Meeting with the Co-op Bank on account closures – bank’s new campaign – Crowdfunder closes
In this newsletter, an update on our meeting with the Co-op Bank last week, and news on the bank’s return to ethical campaigning.
First, though, a quick update on our Crowdfunder, which closed successfully last Tuesday with £30,984 raised from 1509 backers. It’s a great result, and we want to say a very big thank you to everyone who pledged – all will become members of the UK’s first customer union when it is formally set up early in the new year.
If you weren’t able to pledge but still want to join the union, there will be a sign-up form added to the SaveOurBank website soon.
In the coming weeks we will finish formally establishing the customer union as a cooperative, upgrade the saveourbank.coop website, and prepare for launch. We’ll be in touch with everyone who pledged about membership and rewards very soon.
Meeting on account closures
We’ve been campaigning in recent weeks on the Co-op Bank’s closure of a number of accounts for community groups and charities that make transfers to what the bank has termed “high risk areas” - see our web page for further information. In response to widespread concern among our members at these account closures, we wrote to the bank and launched a petition with 38 Degrees calling on them to stop. Over 5,000 people have signed the petition so far.

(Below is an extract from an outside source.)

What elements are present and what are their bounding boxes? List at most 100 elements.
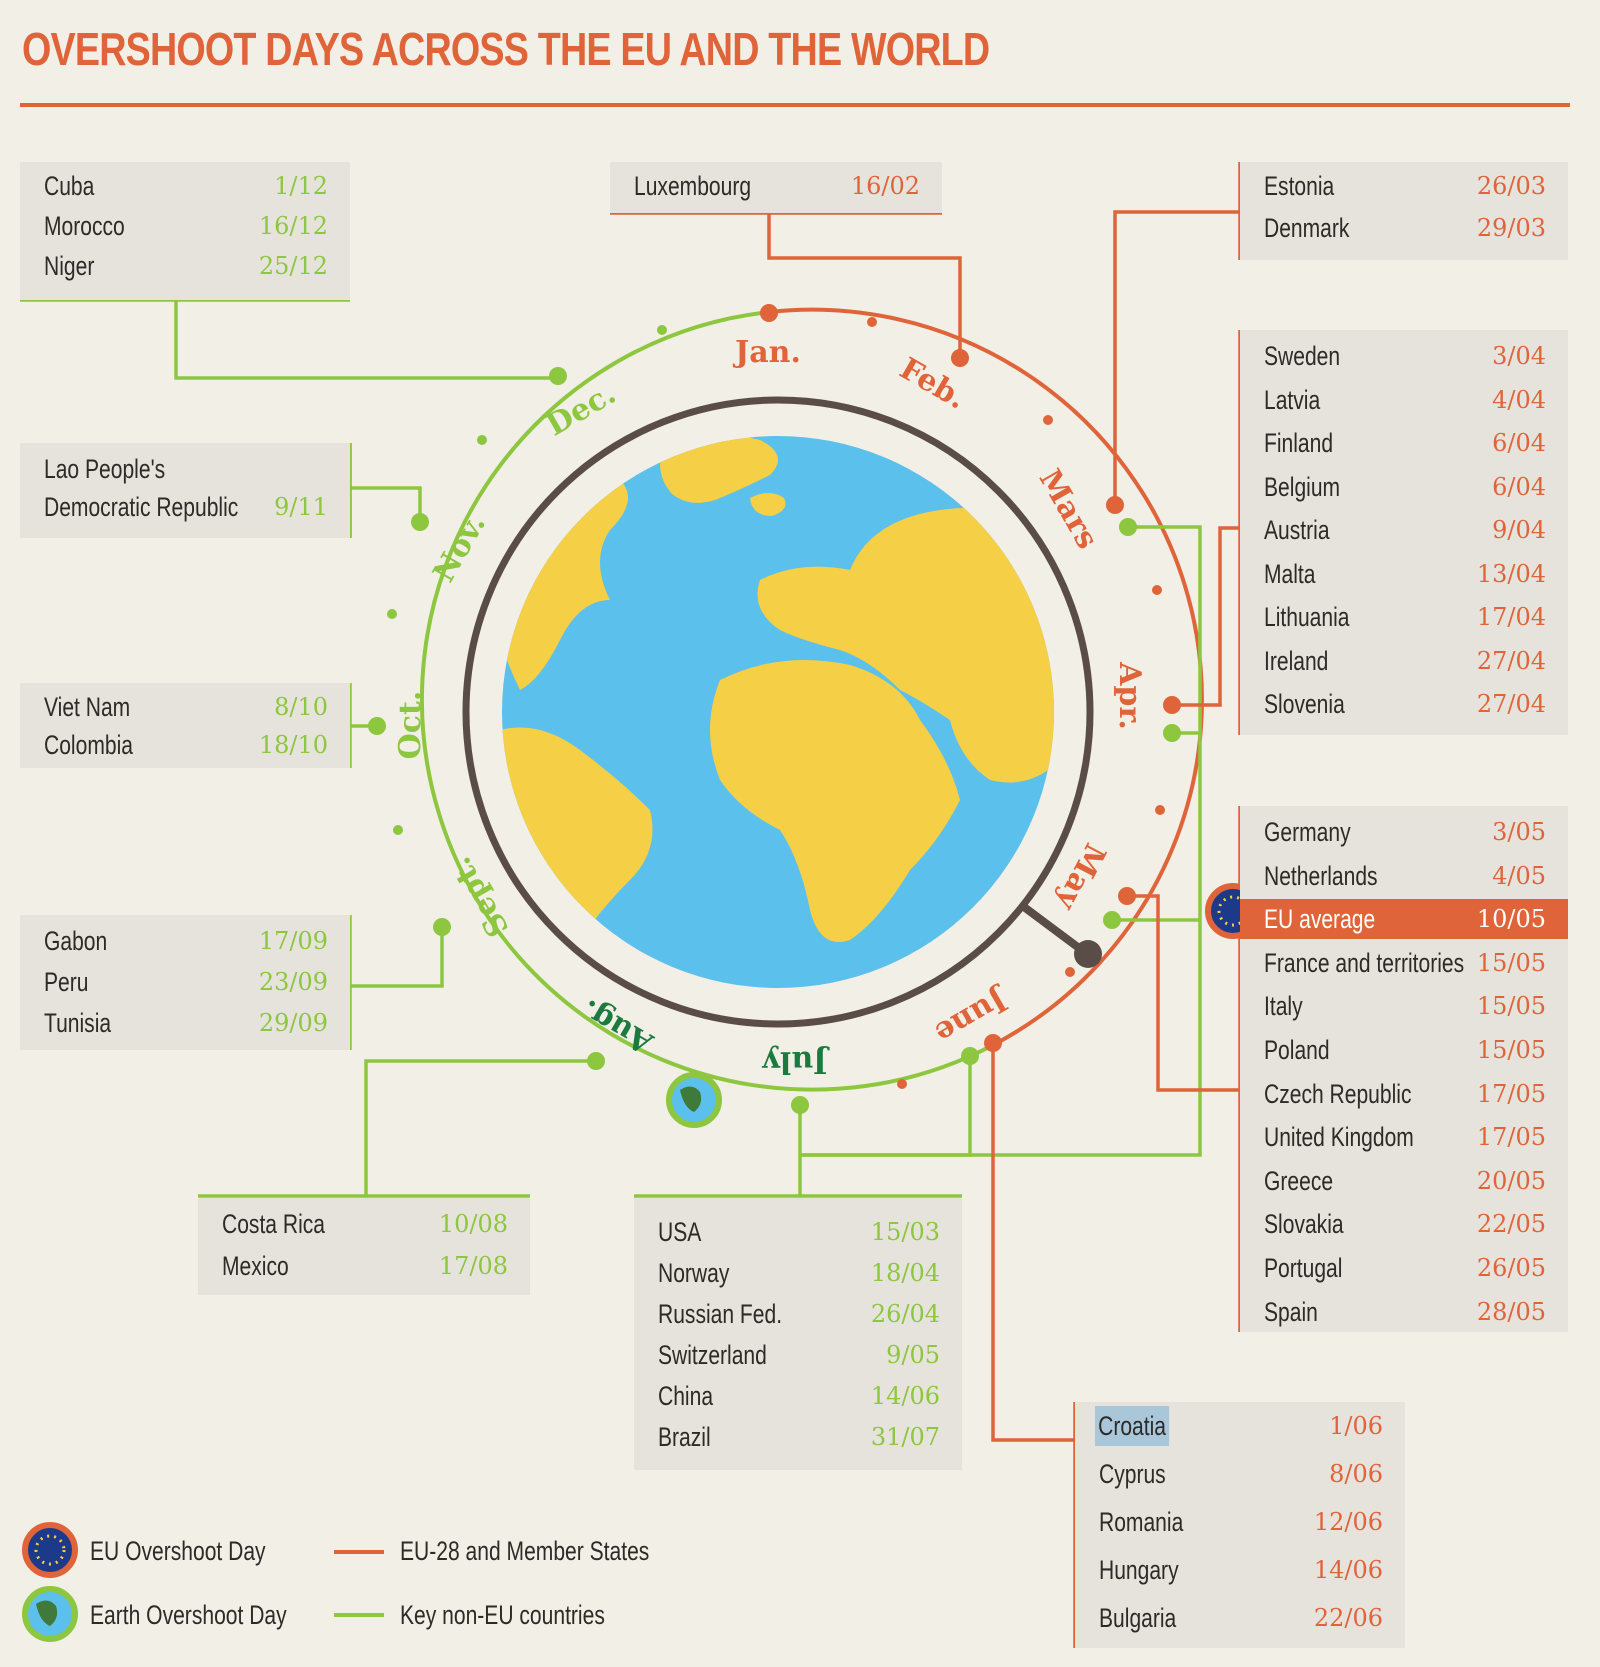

We met with members of the bank’s management team last week to put our concerns to them. They emphasised that accounts have been closed due to the bank’s assessment of risk and the cost of meeting its regulatory requirements, and not due to any outside pressure. During the meeting they made the following points, since confirmed in writing:
- The bank is reviewing the communications it sends customers in relation to closing accounts and it won't be starting any new closures until this review completes.
- The bank has around 40,000 charity customers and only a small number would be affected by the new risk management plan.
- Not all organisations whose focus is Palestine are facing account closure under this programme.
Our view is that the bank is closing accounts where it sees doing the necessary checks as too costly. We think this risks impacting vulnerable people and stopping the work of legitimate groups supporting human rights and development. The bank apparently recognises that there are problems with how this has been handled so far but we want the account closures to stop. We'd like to see the bank help customers that want to make legitimate transfers to “high risk” countries, to be able to do so safely, and in ways which ensure the bank meets its regulatory requirements.
We’re awaiting a further response from the bank on suggestions we have made.
The bank’s return to campaigning
The campaign highlights the issue of financial abuse in intimate relationships, and began with a survey exploring the extent of the problem. This showed that one in five UK adults have suffered from some kind of financial abuse, and that 60% of the victims are women. See The Guardian’s story about this research here. The bank will be campaigning to change the banking sector’s approach to this problem.
We called on the bank to return to campaigning on ethical issues. Campaigning set the bank apart from the rest of the sector and brought its ethical policy to life. We’re very pleased to see the bank returning to the fray with this important issue.
We’ll be in touch early in 2016 with news on launching the Customer Union.
With best wishes for a merry Christmas and a happy new year!